Earlier this year, I had a horrible friend breakup. A person who I had been very close to, to the point of considering them family, broke my heart. I loved her like the sister I never had. She exceeded every expectation of the sister I always wanted. I felt liberated in that friendship in a way I had rarely felt before, two radical women of color who had been through the gamut of a capitalist white supremacist patriarchal homophobic world. We tried to hold each other’s traumas in the clumsy, fierce, loving, rageful, democratic, authoritarian, hood ways we could. Broken in our own ways, it was beautiful when somehow we were able to hold each other in comradely love and work towards a greater end. She would consistently abuse me and those around her in ways I don’t even think she understands. One day she crossed my boundaries so far that there was never going back. The heartbreak was unlike anything I had ever felt before. I feel a great loss. The person I knew is dead to me and in her place is this monster who crossed my boundaries, broke my heart and feels no remorse about it.

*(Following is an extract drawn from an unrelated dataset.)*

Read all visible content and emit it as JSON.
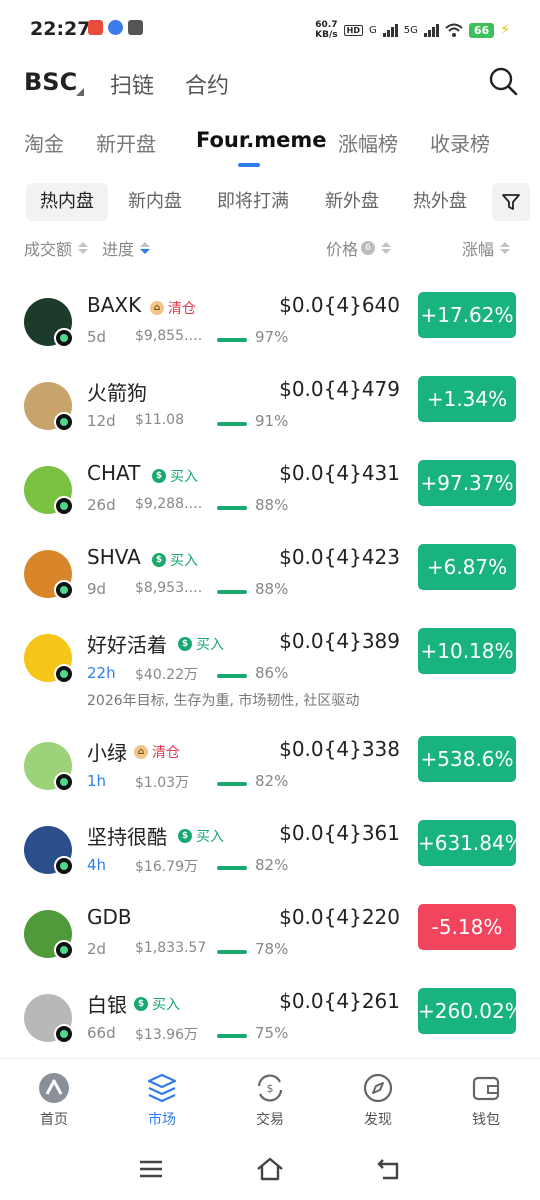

I’ve come to realize that I had been enabling her. A beautiful queer woman of color friend of mine recently told me, just because you have the capacity to hold someone’s trauma doesn’t mean you have to constantly put yourself in the line of fire. I know this to be true, now.

Developing a relationship, especially in the context of social justice movement, with someone who is broken in this way, is a deeply personal decision. For me, the red flags–the paranoia, authoritarianism, lying, manipulation–paled in comparison with the charismatic, vulnerable, loving, truly exceptional sister I had come to gain. I had met this friendly monster before, in relationships with members of my family and elsewhere. I’m not afraid of it. I understand it. I know it can be helped.

But I’ve come to realize that I was also enabling it. And it wasn’t healthy for me or for my then-friend. You must know when you’re enabling someone. Something in your gut tells you.

They say a person needs to hit rock bottom before they can get well. I personally think that can be very cruel sometimes. When I was younger, I used to watch those reality TV shows where they link up families of drug abusers with a professional team of people to help the family stop enabling the person so they can hit rock bottom. People would ask me why I watched those shows when they seemed so violent and awful. I didn’t know the answer then to that question. Yes, it’s cruel. Yes, there are double standards for who gets to be well and how. It probably doesn’t feel good or comfortable to have to do that to a loved one. But one way or another, you must stop enabling your loved one, your comrade, your friend, your lover. Support might look differently. Sometimes it looks like hurting them because you love them. But sometimes it means putting yourself and your well-being first.